Un anno dopo quel controllo causale, il 24 ottobre, Morandi viene arrestato, nell’ambito dell’indagine sull’omicidio Biagi, assieme ad altri sei terroristi, nella sua casa di via Brenta, alla periferia di Firenze. E si dichiara prigioniero politico.
Due, in particolare, gli elementi che lo incastrano: un documento, ritrovato nel pc del tecnico radiologo, che descrive l'”inchiesta” su Biagi fatta dalle Br nei mesi precedenti l’omicidio per studiare gli aspetti logistici dell’agguato e una scheda telefonica prepagata utilizzata, nei giorni in cui Morandi non era al lavoro, in una cabina telefonica di Roma dalla quale sono partite le telefonate sui cellulari di altri Br.

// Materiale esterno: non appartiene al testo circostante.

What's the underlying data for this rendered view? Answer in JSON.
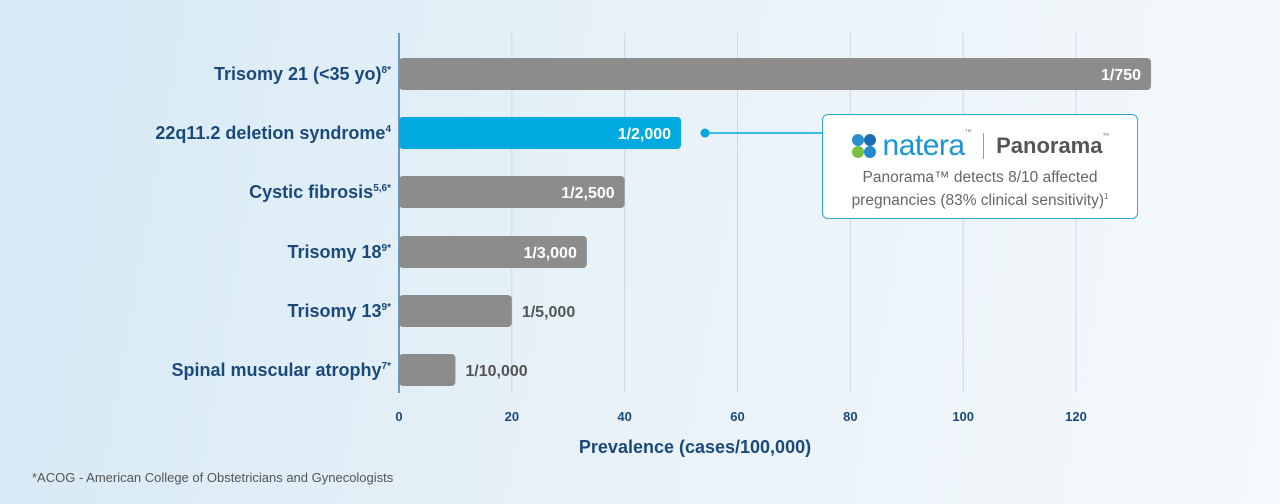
{
  "chart_data": {
    "type": "bar",
    "orientation": "horizontal",
    "categories": [
      {
        "label": "Trisomy 21 (<35 yo)",
        "sup": "8*"
      },
      {
        "label": "22q11.2 deletion syndrome",
        "sup": "4"
      },
      {
        "label": "Cystic fibrosis",
        "sup": "5,6*"
      },
      {
        "label": "Trisomy 18",
        "sup": "9*"
      },
      {
        "label": "Trisomy 13",
        "sup": "9*"
      },
      {
        "label": "Spinal muscular atrophy",
        "sup": "7*"
      }
    ],
    "values": [
      133.3,
      50,
      40,
      33.3,
      20,
      10
    ],
    "data_labels": [
      "1/750",
      "1/2,000",
      "1/2,500",
      "1/3,000",
      "1/5,000",
      "1/10,000"
    ],
    "highlighted_index": 1,
    "xlabel": "Prevalence (cases/100,000)",
    "xlim": [
      0,
      130
    ],
    "xticks": [
      0,
      20,
      40,
      60,
      80,
      100,
      120
    ],
    "grid": true,
    "colors": {
      "default": "#8c8c8c",
      "highlight": "#00a9e0",
      "text": "#1b4a7a"
    }
  },
  "callout": {
    "brand": "natera",
    "product": "Panorama",
    "description_line1": "Panorama™ detects 8/10 affected",
    "description_line2": "pregnancies (83% clinical sensitivity)",
    "description_sup": "1"
  },
  "footnote": "*ACOG - American College of Obstetricians and Gynecologists"
}
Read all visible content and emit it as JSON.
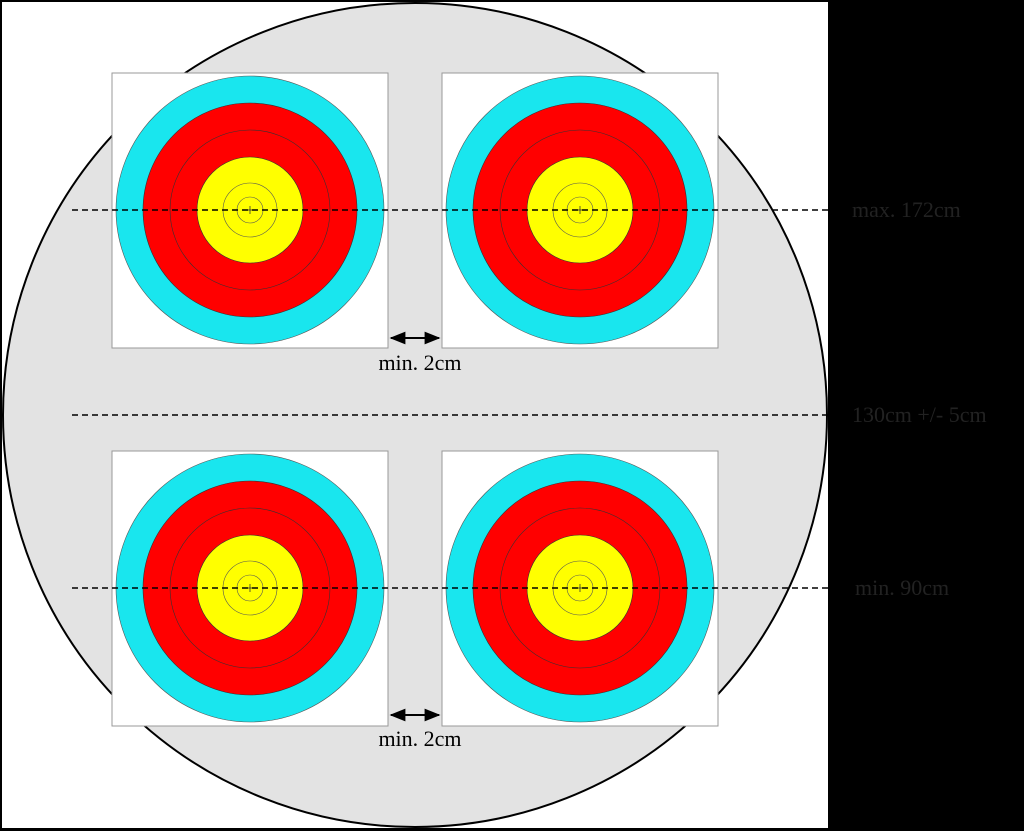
{
  "labels": {
    "max_height": "max. 172cm",
    "center_height": "130cm +/- 5cm",
    "min_height": "min. 90cm"
  },
  "gap_labels": [
    "min. 2cm",
    "min. 2cm"
  ]
}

Il cerchio si chiude nel momento in cui qualcuno si ricorda di quel controllo dei carabinieri sulla Statale Porrettana un anno e mezzo prima. E di quel passeggero, Simone Boccaccini, che era accanto a Morandi.
Convocato negli uffici della Procura fiorentina, Boccaccini cerca di fronteggiare le domande sempre più insistenti che gli fanno gli inquirenti. Fino al momento in cui crolla. E si dichiara militante rivoluzionario per il partito comunista combattente.